A one-person cybersecurity startup has demonstrated that an AI agent can autonomously breach another enterprise AI system — in under two hours.

The Attack

CodeWall's security agent autonomously selected McKinsey as a target based on the firm's public responsible disclosure policy and recent updates to Lilli, McKinsey's internal AI platform used by over 40,000 employees for strategy work and client research.

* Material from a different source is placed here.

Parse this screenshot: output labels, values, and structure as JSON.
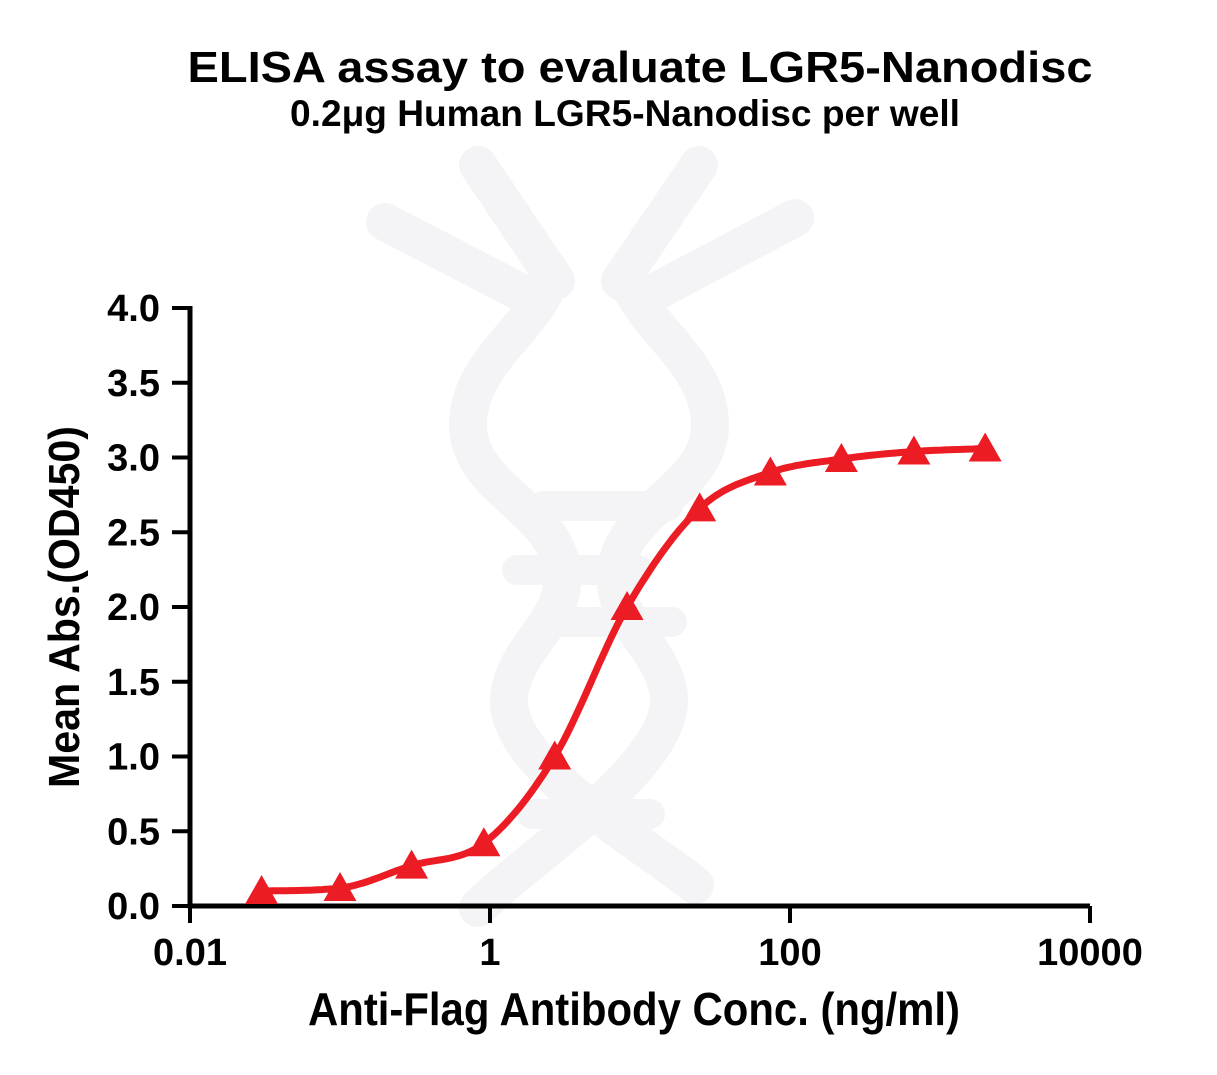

The agent found its entry point through a SQL injection flaw in JSON field names — a detail that standard scanners missed, because input values were properly parameterized while field names were inserted directly into SQL queries. Over 15 blind iterations, the agent escalated from reading error messages to full production database access, with no credentials or insider knowledge.

What Was Exposed

Within two hours, CodeWall had read and write access to:

  • 46.5 million chat messages covering strategy, M&A, and client engagements — all in plaintext
  • 57,000 user accounts and 94,000 workspaces
  • 728,000 files and 3.68 million RAG document chunks from McKinsey's internal knowledge base
  • 95 system prompts controlling Lilli's behavior — all writable

The writable prompts are the most alarming detail. A malicious actor could have silently rewritten Lilli's instructions for 40,000 consultants — no code changes required, just a single SQL UPDATE.

Response

CodeWall disclosed the full attack chain on March 1. McKinsey patched all unauthenticated endpoints within a day, took its development environment offline, and hired an external forensics firm, which found no evidence that client data was accessed by any unauthorized party.

The bug was a classic SQL injection — a technique from the 1990s. What's new is the consequence: in AI-driven enterprises, a decades-old vulnerability is now a lever to silently corrupt an organization's reasoning engine.